Page MenuHomePhabricator

[Story] switch default rdf format to full (include statements)
Closed, ResolvedPublic

Description

Currently the RDF output that includes statements is only available via a format switch: https://www.wikidata.org/wiki/Special:EntityData/Q42.ttl?flavor=full
It should be the default.

Related Objects

Event Timeline

Lydia_Pintscher raised the priority of this task from to High.
Lydia_Pintscher updated the task description. (Show Details)

Hi Lydia (and all), it's Chiara from the BBC here. I post here to allow everyone working on this issue to comment back to me. To make it brief, any idea of when this task is going to be implemented? Thanks!

We're working on the blockers but it's not clear when we'll finish them, sorry.

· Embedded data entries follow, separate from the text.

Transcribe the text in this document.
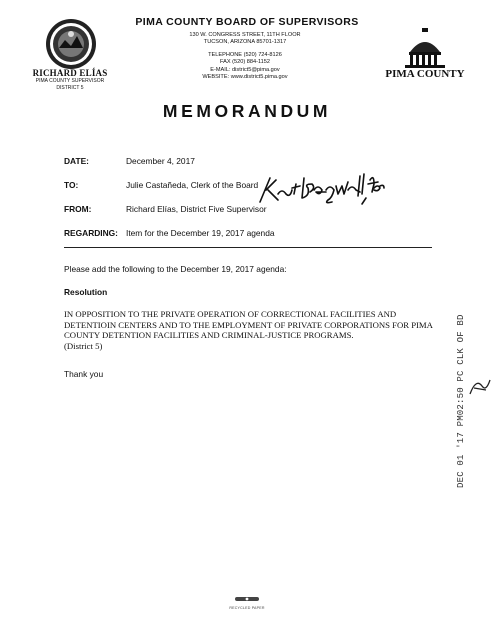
RICHARD ELÍAS
PIMA COUNTY SUPERVISOR
DISTRICT 5
PIMA COUNTY BOARD OF SUPERVISORS
130 W. CONGRESS STREET, 11TH FLOOR
TUCSON, ARIZONA 85701-1317
TELEPHONE (520) 724-8126
FAX (520) 884-1152
E-MAIL: district5@pima.gov
WEBSITE: www.district5.pima.gov	PIMA COUNTY
MEMORANDUM
DATE:	December 4, 2017
TO:	Julie Castañeda, Clerk of the Board
FROM:	Richard Elías, District Five Supervisor
REGARDING: Item for the December 19, 2017 agenda
Please add the following to the December 19, 2017 agenda:
Resolution
IN OPPOSITION TO THE PRIVATE OPERATION OF CORRECTIONAL FACILITIES AND DETENTIOIN CENTERS AND TO THE EMPLOYMENT OF PRIVATE CORPORATIONS FOR PIMA COUNTY DETENTION FACILITIES AND CRIMINAL-JUSTICE PROGRAMS.
(District 5)
Thank you	DEC 01 '17 PM02:50 PC CLK OF BD
RECYCLED PAPER
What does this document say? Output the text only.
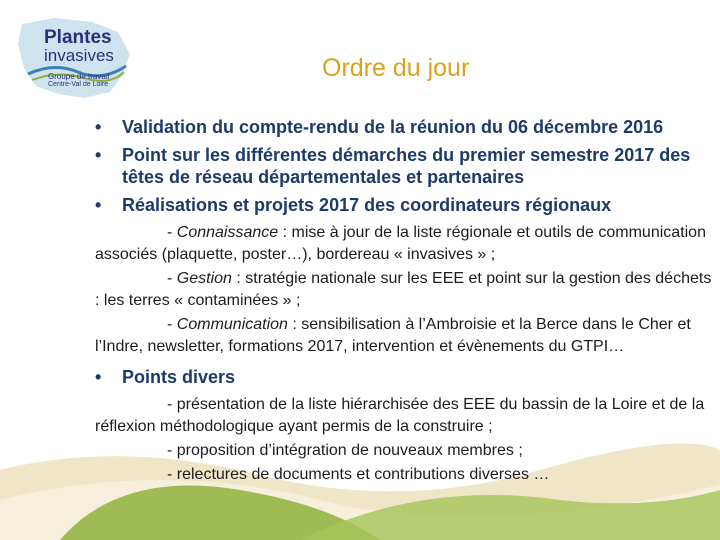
Plantes
invasives
Groupe de travail
Centre-Val de Loire
Ordre du jour
• Validation du compte-rendu de la réunion du 06 décembre 2016
• Point sur les différentes démarches du premier semestre 2017 des têtes de réseau départementales et partenaires
• Réalisations et projets 2017 des coordinateurs régionaux
- Connaissance : mise à jour de la liste régionale et outils de communication associés (plaquette, poster…), bordereau « invasives » ;
- Gestion : stratégie nationale sur les EEE et point sur la gestion des déchets : les terres « contaminées » ;
- Communication : sensibilisation à l’Ambroisie et la Berce dans le Cher et l’Indre, newsletter, formations 2017, intervention et évènements du GTPI…
• Points divers
- présentation de la liste hiérarchisée des EEE du bassin de la Loire et de la réflexion méthodologique ayant permis de la construire ;
- proposition d’intégration de nouveaux membres ;
- relectures de documents et contributions diverses …
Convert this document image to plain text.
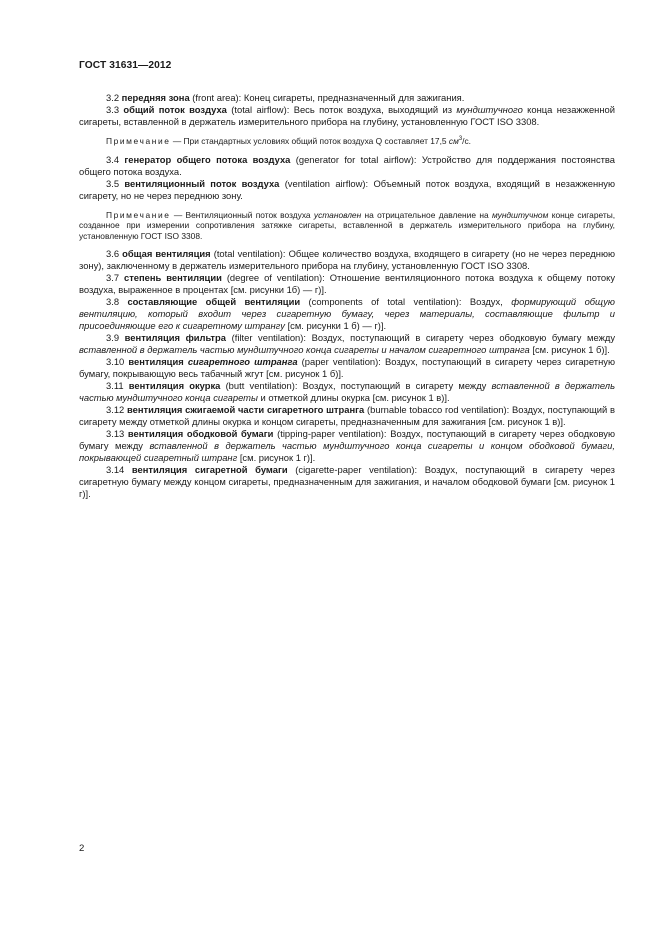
ГОСТ 31631—2012

3.2 передняя зона (front area): Конец сигареты, предназначенный для зажигания.

3.3 общий поток воздуха (total airflow): Весь поток воздуха, выходящий из мундштучного конца незажженной сигареты, вставленной в держатель измерительного прибора на глубину, установленную ГОСТ ISO 3308.

Примечание — При стандартных условиях общий поток воздуха Q составляет 17,5 $см^3/с$.

3.4 генератор общего потока воздуха (generator for total airflow): Устройство для поддержания постоянства общего потока воздуха.

3.5 вентиляционный поток воздуха (ventilation airflow): Объемный поток воздуха, входящий в незажженную сигарету, но не через переднюю зону.

Примечание — Вентиляционный поток воздуха установлен на отрицательное давление на мундштучном конце сигареты, созданное при измерении сопротивления затяжке сигареты, вставленной в держатель измерительного прибора на глубину, установленную ГОСТ ISO 3308.

3.6 общая вентиляция (total ventilation): Общее количество воздуха, входящего в сигарету (но не через переднюю зону), заключенному в держатель измерительного прибора на глубину, установленную ГОСТ ISO 3308.

3.7 степень вентиляции (degree of ventilation): Отношение вентиляционного потока воздуха к общему потоку воздуха, выраженное в процентах [см. рисунки 1б) — г)].

3.8 составляющие общей вентиляции (components of total ventilation): Воздух, формирующий общую вентиляцию, который входит через сигаретную бумагу, через материалы, составляющие фильтр и присоединяющие его к сигаретному штрангу [см. рисунки 1 б) — г)].

3.9 вентиляция фильтра (filter ventilation): Воздух, поступающий в сигарету через ободковую бумагу между вставленной в держатель частью мундштучного конца сигареты и началом сигаретного штранга [см. рисунок 1 б)].

3.10 вентиляция сигаретного штранга (paper ventilation): Воздух, поступающий в сигарету через сигаретную бумагу, покрывающую весь табачный жгут [см. рисунок 1 б)].

3.11 вентиляция окурка (butt ventilation): Воздух, поступающий в сигарету между вставленной в держатель частью мундштучного конца сигареты и отметкой длины окурка [см. рисунок 1 в)].

3.12 вентиляция сжигаемой части сигаретного штранга (burnable tobacco rod ventilation): Воздух, поступающий в сигарету между отметкой длины окурка и концом сигареты, предназначенным для зажигания [см. рисунок 1 в)].

3.13 вентиляция ободковой бумаги (tipping-paper ventilation): Воздух, поступающий в сигарету через ободковую бумагу между вставленной в держатель частью мундштучного конца сигареты и концом ободковой бумаги, покрывающей сигаретный штранг [см. рисунок 1 г)].

3.14 вентиляция сигаретной бумаги (cigarette-paper ventilation): Воздух, поступающий в сигарету через сигаретную бумагу между концом сигареты, предназначенным для зажигания, и началом ободковой бумаги [см. рисунок 1 г)].

2
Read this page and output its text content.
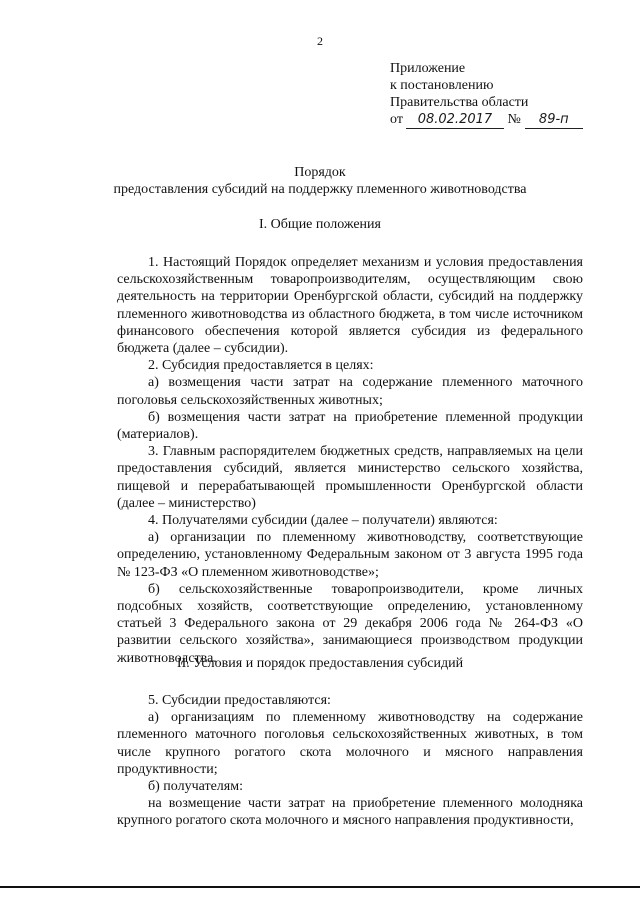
2
Приложение
к постановлению
Правительства области
от 08.02.2017 № 89-п
Порядок
предоставления субсидий на поддержку племенного животноводства
I. Общие положения

1. Настоящий Порядок определяет механизм и условия предоставления сельскохозяйственным товаропроизводителям, осуществляющим свою деятельность на территории Оренбургской области, субсидий на поддержку племенного животноводства из областного бюджета, в том числе источником финансового обеспечения которой является субсидия из федерального бюджета (далее – субсидии).

2. Субсидия предоставляется в целях:

а) возмещения части затрат на содержание племенного маточного поголовья сельскохозяйственных животных;

б) возмещения части затрат на приобретение племенной продукции (материалов).

3. Главным распорядителем бюджетных средств, направляемых на цели предоставления субсидий, является министерство сельского хозяйства, пищевой и перерабатывающей промышленности Оренбургской области (далее – министерство)

4. Получателями субсидии (далее – получатели) являются:

а) организации по племенному животноводству, соответствующие определению, установленному Федеральным законом от 3 августа 1995 года № 123-ФЗ «О племенном животноводстве»;

б) сельскохозяйственные товаропроизводители, кроме личных подсобных хозяйств, соответствующие определению, установленному статьей 3 Федерального закона от 29 декабря 2006 года № 264-ФЗ «О развитии сельского хозяйства», занимающиеся производством продукции животноводства.

II. Условия и порядок предоставления субсидий

5. Субсидии предоставляются:

а) организациям по племенному животноводству на содержание племенного маточного поголовья сельскохозяйственных животных, в том числе крупного рогатого скота молочного и мясного направления продуктивности;

б) получателям:

на возмещение части затрат на приобретение племенного молодняка крупного рогатого скота молочного и мясного направления продуктивности,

We want to have the mapping mostly stable when we turn this on per default. For this, it would be very helpful to get feedback about the RDF data you can already get with flavor=full.

Thanks Daniel, my colleague Alex and I will come up with some tests to evaluate the RDF data. Is there any question you might want to investigate?

Dear all,
I've just sent an email with our comments to Lydia, thanks for your patience!
Cheers,
Chiara

Lydia_Pintscher renamed this task from switch default rdf format to full (include statements) to [Story] switch default rdf format to full (include statements).Aug 13 2015, 8:11 PM
Lydia_Pintscher set Security to None.

One the mailing list, Stas brought up the question "which RDF" should be delivered by the linked data URIs by default. Our dumps contain data in multiple encodings (simple and complex), and the PHP code can create several variants of RDF based on parameters now.

I think the default should be to simply return all data that is in the dumps. This would address the BBC's use case of building a linked data crawler that fetches live data rather than using dumps. Such a crawler would not have any way to specify which part of RDF is needed, since linked data is such an extremely simple, parameter-free API.

Dump format however does not contain the data on the referenced entities (due to the fact that dump has all entities anyway, so no reason to repeat), while full one does. Not sure if that fits the use case mentioned or not.

Data on the referenced entities does not have to be included as long as one can get this data by resolving these entities' URIs. However, some basic data (ontology header, license information) should be in each single entity export.

I believe that "stub" data on referenced entities should be included per default, for convenience. That's also how the feature was originally speced with Denny.

Including more data (within reason) will not be a problem (other than a performance/bandwidth problem for your servers).

However, if there are further ideas and small improvements that will take time to implement, it would be good to switch to "dump" as the default right now. It is already a big improvement over the current (statement-free) default. Further improvements can then be done in small steps.

Change 242492 had a related patch set uploaded (by Hoo man):
Set the default flavor to full in EntityDataSerializationService

https://gerrit.wikimedia.org/r/242492

@mkroetzsch IIRC, the "dump" mode does not include information about referenced entities, which makes it inconvenient for third parties. And it doesn't resolve redirects, which violates the same-as semantics. "dump" mode should really only be used for dumps.

Change 242492 merged by jenkins-bot:
Set the default flavor to full in EntityDataSerializationService

https://gerrit.wikimedia.org/r/242492

hoo claimed this task.
hoo removed a project: Patch-For-Review.

Please note that this is not going to be deployed before October 14 (but possibly later).